At his time of the year the trophy for the coastal flyfisher is silver-coloured.
Over 20 years ago, I was visiting a small fly shop here in Denmark called “Fugl & Fjer Fluebinding”. Directly translated that means Bird and Feather Flytying. The shop was run by my good friend, Jens Pilgaard, and was essentially a specialty shop for materials for classic salmon flies. I didn’t tie classic salmon flies back then, but Jens’ shop was always a treat to visit, because one would always stumble over something new or strange to tie onto a hook.
That happened sometime in the late 1990ies. Me and a mutual friend (salmon angler extraordinaire Peter Terndrup) went to visit Jens and his shop, and while browsing around I stumbled over a back patch from a common ringneck pheasant. The subtle petroleum blue nuances caught my eye and I opened the bag.
The feather on the sides of the patch are almost completely blue, but even there more marked ones used on the fly have the petroleum blue tips, which show up well in the water.
The feathers very beautiful, soft, not particularly long and well marked. I had no real plans or ideas, but just bought it straight away. Ring neck back patches weren’t common in Danish shops at that time. They have since become popular for very many, good reasons. The longer feathers are excellent substitutes for heron hackles on spey flies and the shorter feathers on the back patch are also good for front hackles in many types of flies.
I ended up tying a triple-hackle-style-fly with this first patch of mine.

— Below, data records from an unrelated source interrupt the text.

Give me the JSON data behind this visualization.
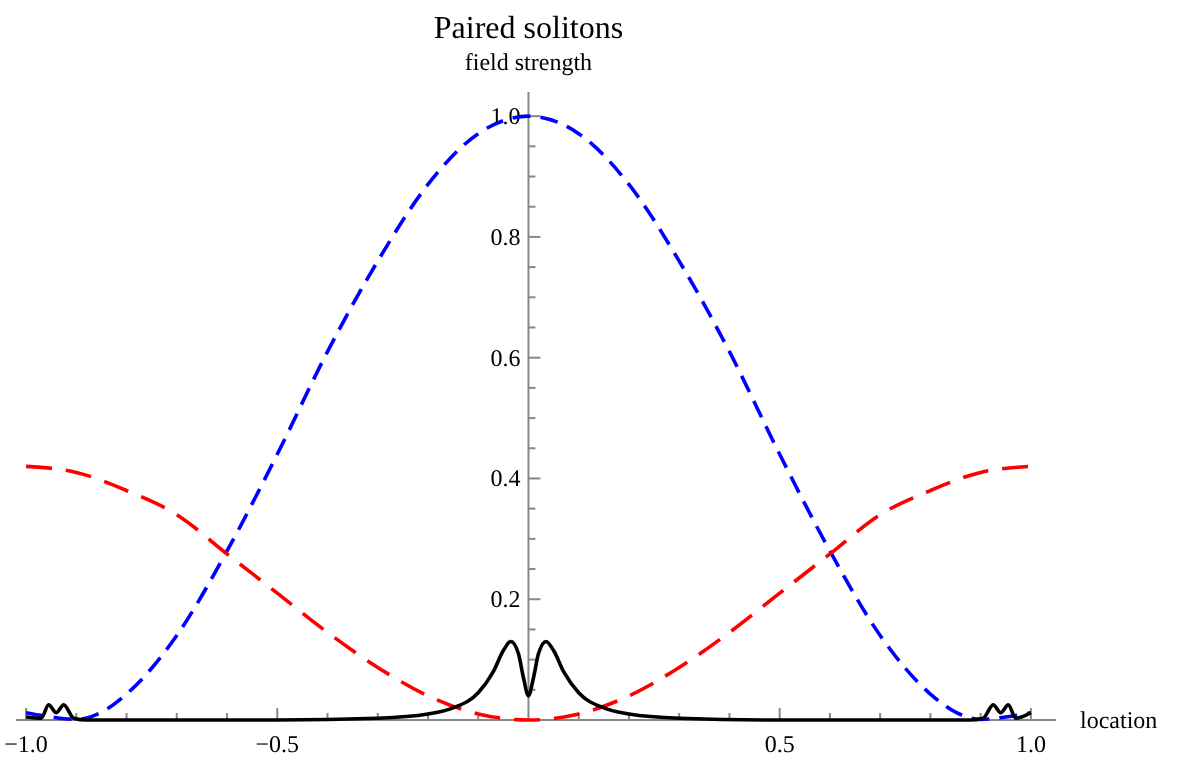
{
  "chart_data": {
    "type": "line",
    "title": "Paired solitons",
    "ylabel": "field strength",
    "xlabel": "location",
    "xlim": [
      -1.02,
      1.05
    ],
    "ylim": [
      0,
      1.04
    ],
    "xticks": [
      {
        "value": -1,
        "label": "−1.0"
      },
      {
        "value": -0.9,
        "label": null
      },
      {
        "value": -0.8,
        "label": null
      },
      {
        "value": -0.7,
        "label": null
      },
      {
        "value": -0.6,
        "label": null
      },
      {
        "value": -0.5,
        "label": "−0.5"
      },
      {
        "value": -0.4,
        "label": null
      },
      {
        "value": -0.3,
        "label": null
      },
      {
        "value": -0.2,
        "label": null
      },
      {
        "value": -0.1,
        "label": null
      },
      {
        "value": 0.1,
        "label": null
      },
      {
        "value": 0.2,
        "label": null
      },
      {
        "value": 0.3,
        "label": null
      },
      {
        "value": 0.4,
        "label": null
      },
      {
        "value": 0.5,
        "label": "0.5"
      },
      {
        "value": 0.6,
        "label": null
      },
      {
        "value": 0.7,
        "label": null
      },
      {
        "value": 0.8,
        "label": null
      },
      {
        "value": 0.9,
        "label": null
      },
      {
        "value": 1,
        "label": "1.0"
      }
    ],
    "yticks": [
      {
        "value": 0.05,
        "label": null
      },
      {
        "value": 0.1,
        "label": null
      },
      {
        "value": 0.15,
        "label": null
      },
      {
        "value": 0.2,
        "label": "0.2"
      },
      {
        "value": 0.25,
        "label": null
      },
      {
        "value": 0.3,
        "label": null
      },
      {
        "value": 0.35,
        "label": null
      },
      {
        "value": 0.4,
        "label": "0.4"
      },
      {
        "value": 0.45,
        "label": null
      },
      {
        "value": 0.5,
        "label": null
      },
      {
        "value": 0.55,
        "label": null
      },
      {
        "value": 0.6,
        "label": "0.6"
      },
      {
        "value": 0.65,
        "label": null
      },
      {
        "value": 0.7,
        "label": null
      },
      {
        "value": 0.75,
        "label": null
      },
      {
        "value": 0.8,
        "label": "0.8"
      },
      {
        "value": 0.85,
        "label": null
      },
      {
        "value": 0.9,
        "label": null
      },
      {
        "value": 0.95,
        "label": null
      },
      {
        "value": 1,
        "label": "1.0"
      }
    ],
    "grid": false,
    "series": [
      {
        "color": "#0000ff",
        "line_style": "dashed",
        "x": [
          -1,
          -0.95,
          -0.9,
          -0.85,
          -0.8,
          -0.7,
          -0.6,
          -0.5,
          -0.4,
          -0.3,
          -0.2,
          -0.1,
          0,
          0.1,
          0.2,
          0.3,
          0.4,
          0.5,
          0.6,
          0.7,
          0.8,
          0.85,
          0.9,
          0.95,
          1
        ],
        "values": [
          0.012,
          0.005,
          0.001,
          0.013,
          0.043,
          0.14,
          0.28,
          0.44,
          0.61,
          0.76,
          0.887,
          0.971,
          1,
          0.971,
          0.887,
          0.76,
          0.61,
          0.44,
          0.28,
          0.14,
          0.043,
          0.013,
          0.001,
          0.005,
          0.012
        ]
      },
      {
        "color": "#ff0000",
        "line_style": "dashed",
        "x": [
          -1,
          -0.9,
          -0.8,
          -0.7,
          -0.6,
          -0.5,
          -0.4,
          -0.3,
          -0.2,
          -0.1,
          0,
          0.1,
          0.2,
          0.3,
          0.4,
          0.5,
          0.6,
          0.7,
          0.8,
          0.9,
          1
        ],
        "values": [
          0.42,
          0.41,
          0.38,
          0.34,
          0.275,
          0.21,
          0.145,
          0.087,
          0.04,
          0.01,
          0,
          0.01,
          0.04,
          0.087,
          0.145,
          0.21,
          0.275,
          0.34,
          0.38,
          0.41,
          0.42
        ]
      },
      {
        "color": "#000000",
        "line_style": "solid",
        "x": [
          -1,
          -0.97,
          -0.955,
          -0.94,
          -0.925,
          -0.905,
          -0.88,
          -0.5,
          -0.3,
          -0.2,
          -0.15,
          -0.1,
          -0.07,
          -0.05,
          -0.035,
          -0.02,
          -0.01,
          0,
          0.01,
          0.02,
          0.035,
          0.05,
          0.07,
          0.1,
          0.15,
          0.2,
          0.3,
          0.5,
          0.88,
          0.905,
          0.925,
          0.94,
          0.955,
          0.97,
          1
        ],
        "values": [
          0.005,
          0.003,
          0.025,
          0.012,
          0.025,
          0.003,
          0,
          0,
          0.003,
          0.01,
          0.02,
          0.045,
          0.08,
          0.115,
          0.13,
          0.11,
          0.07,
          0.04,
          0.07,
          0.11,
          0.13,
          0.115,
          0.08,
          0.045,
          0.02,
          0.01,
          0.003,
          0,
          0,
          0.003,
          0.025,
          0.012,
          0.025,
          0.003,
          0.012
        ]
      }
    ]
  }
}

I mixed some SLF-dubbing to a light cinnamon colour (hence the name of the fly) and basically the fly was a succes straight away. It did well and I think the reason is simple: It looks a bit like anything, and maybe more than anything, simply edible.

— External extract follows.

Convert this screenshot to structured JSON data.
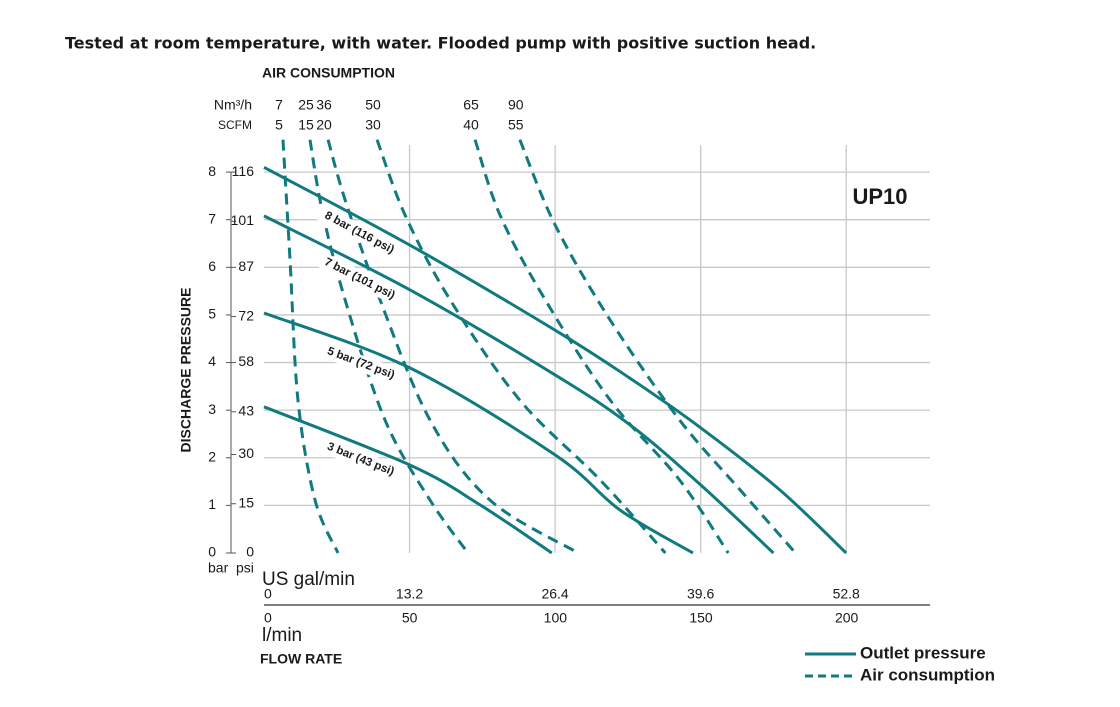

Simple, subtle and edible…
I usually tie it in 4-6-8, but I do also tie it in #10. On a #10 hook I reduce to two hackles, but otherwise everything stays the same. You can even go smaller and tie it on say an NS 172 for those calm, quiet days where sea trout often get quite size-selective.
The NS 172 is a good choice for small flies, because it offers a big gape and better hooking and holding than many other small hooks. This one’s a #8.
The pattern is simple:
- Hook: Ahrex NS 156, #4-10.
- Thread: Tan.
- Tag: Pearl tinsel.
- Back hackle: Ring neck pheasant back patch.
- Rib: Small gold tinsel.
- Body: Synthetic dubbing mix in a light cinnamon color. If you don’t want to mix your self, SLF Saltwater in Tan is a good choice. I’m certain the exact nuance is of very little importance.
- Middle hackle: Ring neck pheasant back patch.
- Rib: Small gold tinsel.
- Body: Synthetic dubbing mix in a light cinnamon color.
- Front hackle: Ring neck pheasant back patch.
Weighting is optional, but I most often skip it as I usually fish the fly relatively slow to let the hackles come properly to life. A few lightly weighted ones are always in the box, though.
Give the fly a try in the coming month – I’m quite sure you’ll like it. The winter has been unusually warm and coastal fishing has been incredible with lots of big fish caught. March is a good month on the Scandinavian coasts and with the water temperature being as high as it is, spring fishing is already rolling.